STR and Tourism Economics downgraded their forecast for U.S. revenue per available room growth to 1.6 percent in 2019 and 1.1 percent in 2020. With occupancy high but flat, the groups reported average daily rate has been the sole driver of RevPAR.
This past June, STR and Tourism Economics predicted RevPAR would hit 2 percent this year and 1.9 percent in 2020. The groups’ June forecast for 2019 RevPAR was itself a downgrade from January, when they predicted RevPAR would rise 2.3 percent. For comparison, the 2.9 percent RevPAR increases recorded in both 2018 and 2017 stood as the lowest changes in RevPAR since the recession.
“We continue to see ADR rise below the level of inflation even as the industry operates in the highest demand and occupancy environment in history,” Amanda Hite, STR’s president/CEO, said in a statement. “The absence of hotelier pricing confidence has even extended into the peak summer months, leading us to downgrade our ADR projections by 50 basis points for 2019 and 80 basis points for 2020. Those projected decreases correlate with a downgraded [gross domestic product] forecast and lead to an obvious reduction in our RevPAR projection.
Though the industry has managed with recent supply growth from a national perspective, Hite said “there are plenty of major markets and several segments—select-service mostly—that have seen the negative effects of new inventory even with consistent demand.”
This year, STR and Tourism Economics project the U.S. hotel industry will experience a 0.1 percent increase in occupancy to 66.3 percent, a 1.4 percent rise in ADR to $131.83 and a 1.6 percent lift in RevPAR to $87.41.
The groups project four of the top 25 markets will achieve RevPAR growth of 3 percent or higher in 2019: Atlanta; Tampa/St. Petersburg, Fla.; San Francisco/San Mateo, Calif.; and Nashville.
They also predict six of the top 25 markets will register decreases in RevPAR this year: Houston, New York, Seattle, Minneapolis/St. Paul, Miami/Hialeah and Washington, D.C.-Maryland-Virginia.

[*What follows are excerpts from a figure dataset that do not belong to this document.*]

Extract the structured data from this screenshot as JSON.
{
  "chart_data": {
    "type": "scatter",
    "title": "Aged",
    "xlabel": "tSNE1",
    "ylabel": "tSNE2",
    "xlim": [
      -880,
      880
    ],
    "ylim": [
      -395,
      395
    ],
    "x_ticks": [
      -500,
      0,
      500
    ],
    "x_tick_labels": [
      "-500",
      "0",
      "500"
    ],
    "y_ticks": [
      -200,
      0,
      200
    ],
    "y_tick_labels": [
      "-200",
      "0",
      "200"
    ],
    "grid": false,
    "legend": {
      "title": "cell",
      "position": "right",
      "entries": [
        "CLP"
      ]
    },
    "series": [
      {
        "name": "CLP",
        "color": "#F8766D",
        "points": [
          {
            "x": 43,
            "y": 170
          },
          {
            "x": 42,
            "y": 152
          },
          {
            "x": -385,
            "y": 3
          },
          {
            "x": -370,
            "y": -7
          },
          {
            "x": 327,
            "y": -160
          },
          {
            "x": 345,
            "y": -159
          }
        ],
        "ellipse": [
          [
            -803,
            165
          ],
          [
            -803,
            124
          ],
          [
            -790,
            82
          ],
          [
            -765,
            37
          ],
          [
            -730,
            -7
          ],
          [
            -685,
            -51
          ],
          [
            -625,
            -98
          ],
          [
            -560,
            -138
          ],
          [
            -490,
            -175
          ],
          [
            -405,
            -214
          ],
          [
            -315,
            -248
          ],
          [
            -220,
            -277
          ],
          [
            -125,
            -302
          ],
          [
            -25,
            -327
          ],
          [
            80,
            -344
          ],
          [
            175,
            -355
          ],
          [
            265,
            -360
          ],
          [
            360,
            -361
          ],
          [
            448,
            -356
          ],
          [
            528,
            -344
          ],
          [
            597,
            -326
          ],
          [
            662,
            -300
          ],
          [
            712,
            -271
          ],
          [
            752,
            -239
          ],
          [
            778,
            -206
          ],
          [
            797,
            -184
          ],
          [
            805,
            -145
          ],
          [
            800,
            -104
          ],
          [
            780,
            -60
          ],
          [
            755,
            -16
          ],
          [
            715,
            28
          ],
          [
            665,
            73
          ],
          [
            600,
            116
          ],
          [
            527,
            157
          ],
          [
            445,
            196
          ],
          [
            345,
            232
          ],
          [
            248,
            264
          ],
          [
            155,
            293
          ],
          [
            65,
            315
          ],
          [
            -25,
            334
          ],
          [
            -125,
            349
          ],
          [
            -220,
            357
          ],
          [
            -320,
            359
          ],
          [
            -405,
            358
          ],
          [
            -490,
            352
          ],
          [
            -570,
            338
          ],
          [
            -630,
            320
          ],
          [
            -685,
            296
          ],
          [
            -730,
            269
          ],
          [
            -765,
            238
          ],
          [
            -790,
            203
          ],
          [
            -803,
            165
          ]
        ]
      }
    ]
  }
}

By segment, STR and Tourism Economics predict the economy scale will report the largest increase in occupancy (1 percent); luxury chains will see the largest growth in ADR (2.4 percent); independent hotels will experience the highest jump in RevPAR (2.4 percent); and the upscale segment will see the lowest rate of RevPAR growth (0.3 percent).
STR and Tourism Economics project occupancy will fall 0.3 percent next year to 66.1 percent, ADR will rise 1.4 percent to $133.70 and RevPAR will increase 1.1 percent to $88.40. The groups noted occupancy has not declined year-over-year since 2009.
Of the top 25 markets, they project two—Miami and San Francisco— will experience RevPAR growth of 3 percent or more and only one—New York—will see RevPAR decline. It also projects luxury hotels will register the highest rate of RevPAR growth at 1.8 percent and upscale chains will see the lowest rate at 0.4 percent.